内容简介：Java ArrayList 源码学习笔记

世界上最牛的 Java 代码去哪找？当然是 JDK 咯～计划学习一下常见容器的源码。我会把我觉得比较有意思或者玄学的地方更新到这里。

以下 JDK 源码及 Javadoc 均从 java version "1.8.0_131" 版本实现中摘录或翻译 java.util.ArrayList

首先，开头就很有意思，声明了两个空数组：

116 行 - 126 行

/**
 * Shared empty array instance used for empty instances.
 */
private static final Object[] EMPTY_ELEMENTDATA = {};

/**
 * Shared empty array instance used for default sized empty instances. We
 * distinguish this from EMPTY_ELEMENTDATA to know how much to inflate when
 * first element is added.
 */
private static final Object[] DEFAULTCAPACITY_EMPTY_ELEMENTDATA = {};

有什么差别？注释上告诉我们， EMPTY_ELEMENTDATA 用于空数组实例，而 DEFAULTCAPACITY_EMPTY_ELEMENTDATA 用于默认的空数组实例，他们的区别在于是否能获知首次添加元素时对数组的扩充量。这样看我们也是一头雾水，不如我们看一下他是怎样应用的：

143行-166行

/**
 * Constructs an empty list with the specified initial capacity.
 *
 * @param  initialCapacity  the initial capacity of the list
 * @throws IllegalArgumentException if the specified initial capacity
 *         is negative
 */
public ArrayList(int initialCapacity) {
    if (initialCapacity > 0) {
        this.elementData = new Object[initialCapacity];
    } else if (initialCapacity == 0) {
        this.elementData = EMPTY_ELEMENTDATA;
    } else {
        throw new IllegalArgumentException("Illegal Capacity: "+
                                           initialCapacity);
    }
}

/**
 * Constructs an empty list with an initial capacity of ten.
 */
public ArrayList() {
    this.elementData = DEFAULTCAPACITY_EMPTY_ELEMENTDATA;
}

我们看，当我们使用 new ArrayList() 创建 ArrayList 实例时， elementData 被赋值为 DEFAULTCAPACITY_EMPTY_ELEMENTDATA ，而如果我们这样创建实例 new ArrayList(0) ， elementData 将会被赋值为 EMPTY_ELEMENTDATA 。这看似没什么区别，我们再看一下扩容数组的函数。

222 行 - 228 行

private void ensureCapacityInternal(int minCapacity) {
    if (elementData == DEFAULTCAPACITY_EMPTY_ELEMENTDATA) {
        minCapacity = Math.max(DEFAULT_CAPACITY, minCapacity);
    }

    ensureExplicitCapacity(minCapacity);
}

这个函数中对 elementData 的引用进行判断，如果引用是 DEFAULTCAPACITY_EMPTY_ELEMENTDATA 则会在 DEFAULT_CAPACITY（值为10） 与 minCapacity 中选择最大值为扩容后的长度。这里相当于用 elementData 的引用值做一个标记：如果我们使用 new ArrayList() 创建实例，则 ArrayList 在首次添加元素时会将数组扩容至 DEFAULT_CAPACITY 如果我们使用 new ArrayList(0) 创建实例则会按照 newCapacity = oldCapacity + (oldCapacity >> 1); （255行） 规则扩充实例。

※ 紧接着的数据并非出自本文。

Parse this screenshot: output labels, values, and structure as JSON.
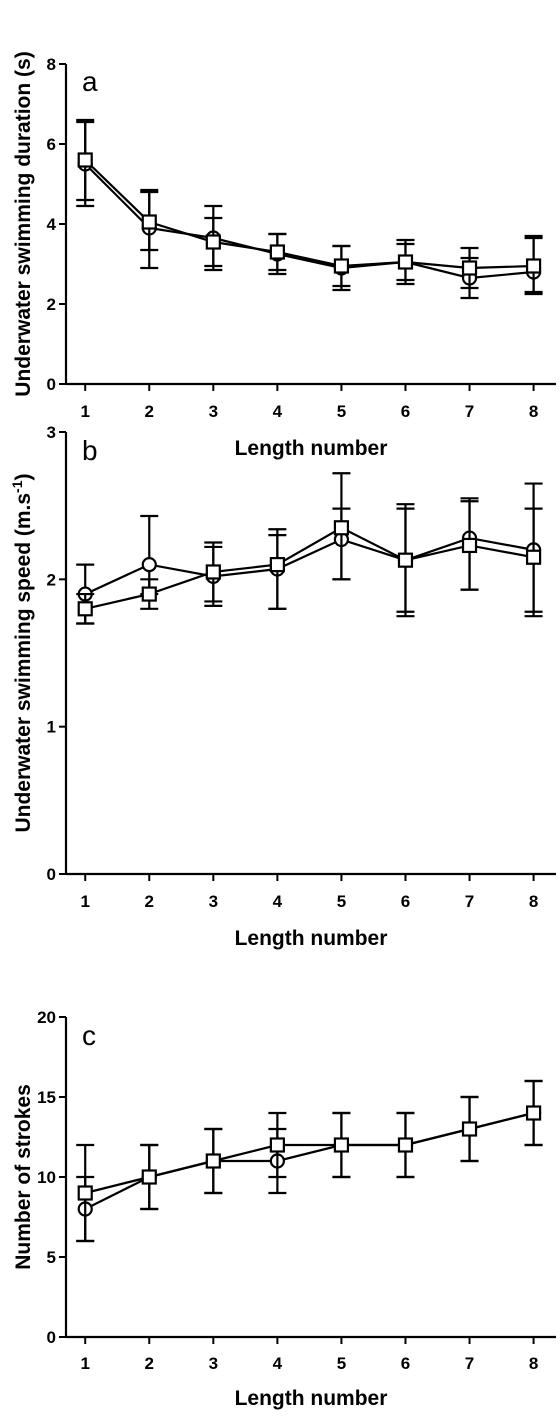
{
  "chart_data": [
    {
      "type": "line",
      "panel_letter": "a",
      "xlabel": "Length number",
      "ylabel": "Underwater swimming duration (s)",
      "x": [
        1,
        2,
        3,
        4,
        5,
        6,
        7,
        8
      ],
      "xlim": [
        0.7,
        8.35
      ],
      "ylim": [
        0,
        8
      ],
      "yticks": [
        0,
        2,
        4,
        6,
        8
      ],
      "series": [
        {
          "marker": "circle",
          "values": [
            5.5,
            3.9,
            3.65,
            3.25,
            2.9,
            3.05,
            2.65,
            2.8
          ],
          "err_hi": [
            1.05,
            0.9,
            0.8,
            0.5,
            0.55,
            0.55,
            0.5,
            0.9
          ],
          "err_lo": [
            1.05,
            1.0,
            0.8,
            0.5,
            0.55,
            0.55,
            0.5,
            0.5
          ]
        },
        {
          "marker": "square",
          "values": [
            5.6,
            4.05,
            3.55,
            3.3,
            2.95,
            3.05,
            2.9,
            2.95
          ],
          "err_hi": [
            1.0,
            0.8,
            0.6,
            0.45,
            0.5,
            0.45,
            0.5,
            0.7
          ],
          "err_lo": [
            1.0,
            0.7,
            0.6,
            0.45,
            0.5,
            0.45,
            0.5,
            0.7
          ]
        }
      ]
    },
    {
      "type": "line",
      "panel_letter": "b",
      "xlabel": "Length number",
      "ylabel": "Underwater swimming speed (m.s",
      "ylabel_sup": "-1",
      "ylabel_close": ")",
      "x": [
        1,
        2,
        3,
        4,
        5,
        6,
        7,
        8
      ],
      "xlim": [
        0.7,
        8.35
      ],
      "ylim": [
        0,
        3
      ],
      "yticks": [
        0,
        1,
        2,
        3
      ],
      "series": [
        {
          "marker": "circle",
          "values": [
            1.9,
            2.1,
            2.02,
            2.07,
            2.27,
            2.13,
            2.28,
            2.2
          ],
          "err_hi": [
            0.2,
            0.33,
            0.2,
            0.27,
            0.45,
            0.38,
            0.27,
            0.45
          ],
          "err_lo": [
            0.2,
            0.2,
            0.2,
            0.27,
            0.27,
            0.38,
            0.35,
            0.45
          ]
        },
        {
          "marker": "square",
          "values": [
            1.8,
            1.9,
            2.05,
            2.1,
            2.35,
            2.13,
            2.23,
            2.15
          ],
          "err_hi": [
            0.1,
            0.1,
            0.2,
            0.2,
            0.13,
            0.35,
            0.3,
            0.33
          ],
          "err_lo": [
            0.1,
            0.1,
            0.2,
            0.3,
            0.35,
            0.35,
            0.3,
            0.37
          ]
        }
      ]
    },
    {
      "type": "line",
      "panel_letter": "c",
      "xlabel": "Length number",
      "ylabel": "Number of strokes",
      "x": [
        1,
        2,
        3,
        4,
        5,
        6,
        7,
        8
      ],
      "xlim": [
        0.7,
        8.35
      ],
      "ylim": [
        0,
        20
      ],
      "yticks": [
        0,
        5,
        10,
        15,
        20
      ],
      "series": [
        {
          "marker": "circle",
          "values": [
            8,
            10,
            11,
            11,
            12,
            12,
            13,
            14
          ],
          "err_hi": [
            2,
            2,
            2,
            2,
            2,
            2,
            2,
            2
          ],
          "err_lo": [
            2,
            2,
            2,
            2,
            2,
            2,
            2,
            2
          ]
        },
        {
          "marker": "square",
          "values": [
            9,
            10,
            11,
            12,
            12,
            12,
            13,
            14
          ],
          "err_hi": [
            3,
            2,
            2,
            2,
            2,
            2,
            2,
            2
          ],
          "err_lo": [
            3,
            2,
            2,
            2,
            2,
            2,
            2,
            2
          ]
        }
      ]
    }
  ]
}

那么，为什么这样做。我们想，我们使用空构造器和 new ArrayList(0) 创建实例的应用场景是不一样的，前者是我们无法预估列表中将会有多少元素，后者是我们预估元素个数会很少。因此ArrayList对此做了区别，使用不同的扩容算法。

然而令我惊讶的是，通过引用判断来区别用户行为的这种方式，这是我想不到的，如果是我，我一定会再设置一个标志变量。

238 行 - 244 行

/**
 * The maximum size of array to allocate.
 * Some VMs reserve some header words in an array.
 * Attempts to allocate larger arrays may result in
 * OutOfMemoryError: Requested array size exceeds VM limit
 */
private static final int MAX_ARRAY_SIZE = Integer.MAX_VALUE - 8;

这个变量显然是数组的最大长度，但是为什么要 Integer.MAX_VALUE - 8 呢，注释给了我们答案：一些 VM 会在数组头部储存头数据，试图尝试创建一个比 Integer.MAX_VALUE - 8 大的数组可能会产生 OOM 异常。

246 行 - 262 行

/**
 * Increases the capacity to ensure that it can hold at least the
 * number of elements specified by the minimum capacity argument.
 *
 * @param minCapacity the desired minimum capacity
 */
private void grow(int minCapacity) {
    // overflow-conscious code
    int oldCapacity = elementData.length;
    int newCapacity = oldCapacity + (oldCapacity >> 1);
    if (newCapacity - minCapacity < 0)
        newCapacity = minCapacity;
    if (newCapacity - MAX_ARRAY_SIZE > 0)
        newCapacity = hugeCapacity(minCapacity);
    // minCapacity is usually close to size, so this is a win:
    elementData = Arrays.copyOf(elementData, newCapacity);
}

此处是扩容数组的核心代码，其计算新数组的长度采用 oldCapacity + (oldCapacity >> 1) ，新数组大概是原数组长度的 1.5 倍，使用位运算计算速度会比较快。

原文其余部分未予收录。